Почему ей всю жизнь не везло? Почему у других то же самое называют любовью, дружбой, а у нее обязательно связью или блудом? Впрочем, наверное, не было у нее любви, это правда, ни один чистый парень не просил ее выйти за него замуж. Еще в Риге одна старшая Танькина подруга любила повторять, клоня голову к плечу и щурясь от сигаретного дыма:
— Теперь мужчина не тот пошел. Раньше хоть и врал, но с первой встречи обещал жениться. А сейчас все честные, все предусмотрительные.Не успеет познакомиться, сразу предупреждает, чтобы, мол, без последствий, жениться не собираюсь...
Танька прерывисто вздохнула, расправила телогрейку, накрыла ею Сергея с головой, сама накрылась и сразу уснула.
Когда проснулись, было почти светло, снежно-светло и мглисто.

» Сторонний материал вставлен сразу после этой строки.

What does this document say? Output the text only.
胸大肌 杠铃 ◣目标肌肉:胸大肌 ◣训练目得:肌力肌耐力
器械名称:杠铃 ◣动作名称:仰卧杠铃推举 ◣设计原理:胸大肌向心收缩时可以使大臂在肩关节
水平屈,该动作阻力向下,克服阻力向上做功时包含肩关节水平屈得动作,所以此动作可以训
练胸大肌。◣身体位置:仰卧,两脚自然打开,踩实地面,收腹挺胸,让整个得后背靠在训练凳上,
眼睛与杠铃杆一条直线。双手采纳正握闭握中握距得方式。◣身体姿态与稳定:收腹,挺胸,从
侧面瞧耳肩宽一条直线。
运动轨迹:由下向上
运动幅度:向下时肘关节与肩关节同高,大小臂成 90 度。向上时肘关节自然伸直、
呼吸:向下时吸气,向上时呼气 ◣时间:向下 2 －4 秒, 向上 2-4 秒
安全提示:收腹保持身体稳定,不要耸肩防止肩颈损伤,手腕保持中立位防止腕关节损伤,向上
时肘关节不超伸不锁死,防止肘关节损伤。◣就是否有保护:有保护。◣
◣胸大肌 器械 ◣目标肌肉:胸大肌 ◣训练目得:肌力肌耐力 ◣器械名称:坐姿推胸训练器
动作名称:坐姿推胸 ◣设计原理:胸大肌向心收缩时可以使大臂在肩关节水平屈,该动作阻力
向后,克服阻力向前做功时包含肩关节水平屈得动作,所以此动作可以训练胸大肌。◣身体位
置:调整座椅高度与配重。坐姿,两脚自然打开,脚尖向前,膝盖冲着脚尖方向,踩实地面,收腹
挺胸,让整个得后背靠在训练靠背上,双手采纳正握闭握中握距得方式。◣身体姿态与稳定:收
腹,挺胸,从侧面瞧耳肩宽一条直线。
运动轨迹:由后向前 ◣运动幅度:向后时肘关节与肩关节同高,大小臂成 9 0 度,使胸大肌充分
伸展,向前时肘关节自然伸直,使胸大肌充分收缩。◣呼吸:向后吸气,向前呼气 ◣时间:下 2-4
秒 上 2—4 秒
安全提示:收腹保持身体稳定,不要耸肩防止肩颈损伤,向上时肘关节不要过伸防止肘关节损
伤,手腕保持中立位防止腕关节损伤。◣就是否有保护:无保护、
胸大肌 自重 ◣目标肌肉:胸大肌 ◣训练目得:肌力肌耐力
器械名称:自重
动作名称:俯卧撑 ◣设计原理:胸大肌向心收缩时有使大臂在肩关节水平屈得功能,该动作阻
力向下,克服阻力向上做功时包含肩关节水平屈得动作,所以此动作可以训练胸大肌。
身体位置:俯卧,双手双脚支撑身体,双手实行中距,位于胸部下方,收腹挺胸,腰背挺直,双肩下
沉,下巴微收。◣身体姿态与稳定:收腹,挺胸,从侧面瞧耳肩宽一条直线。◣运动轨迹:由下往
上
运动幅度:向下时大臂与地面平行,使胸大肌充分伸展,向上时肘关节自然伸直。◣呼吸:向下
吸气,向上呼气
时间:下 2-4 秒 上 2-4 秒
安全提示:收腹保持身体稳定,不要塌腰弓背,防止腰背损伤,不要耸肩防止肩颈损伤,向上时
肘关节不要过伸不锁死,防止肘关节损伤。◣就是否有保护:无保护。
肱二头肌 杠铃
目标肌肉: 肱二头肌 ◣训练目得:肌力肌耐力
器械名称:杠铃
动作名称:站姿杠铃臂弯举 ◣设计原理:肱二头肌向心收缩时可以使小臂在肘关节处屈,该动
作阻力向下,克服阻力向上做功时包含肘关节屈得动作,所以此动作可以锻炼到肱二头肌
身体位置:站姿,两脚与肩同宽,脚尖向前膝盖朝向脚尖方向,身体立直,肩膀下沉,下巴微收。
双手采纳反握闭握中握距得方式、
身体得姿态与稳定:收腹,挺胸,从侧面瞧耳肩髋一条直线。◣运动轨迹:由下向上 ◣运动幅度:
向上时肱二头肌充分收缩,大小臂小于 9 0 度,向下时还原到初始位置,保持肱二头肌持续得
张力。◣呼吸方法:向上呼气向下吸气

Поле было седое, стоял мороз. Сергей вскочил первым, мгновение что-то соображал, потом ринулся к мотору, нашарил головку блока.
— Разморозило!— бешено заорал он.— Беги к своему! Воду не спустили!..
Танька, еще не успев очнуться после сна, побежала к своему комбайну, спотыкаясь, оскальзываясь на снегу, добежала, чем-то звучно загремела и побежала обратно. Она торопилась, как будто можно было еще что-то успеть сделать.
Там, где лежали валки пшеницы, возвышался длинный, плоский, уходящий вдаль сугроб, похожий на братскую могилу. На середине загонки Танька в бессилье остановилась, глянула на край мертвого поля, где мутно светлел восход, вскинула руки и стала взахлёб слать проклятья всему на свете.
13Никогда не думал Митрофан Семенович, что его может до такой степени напугать приезд секретаря райкома Николаева. И никогда раньше не примечал он, что Миша, водивший райкомовскую «Победу», симпатичный парень, бывалый, расторопный, все умеющий, всегда вежливый, способен заговорить таким прокурорским тоном. Войдя в переднюю, можно сказать, без разрешения, Миша непотребно громко спросил, дома ли сейчас Ткач. Охамел, забыл, как звать-величать директора прославленного на всю целину совхоза.
Митрофан Семенович намеренно помедлил в другой комнате и, слушая, как чаще забилось сердце, вышел на зов. Миша, щеголеватый, как всегда опрятный, не поздоровался первым.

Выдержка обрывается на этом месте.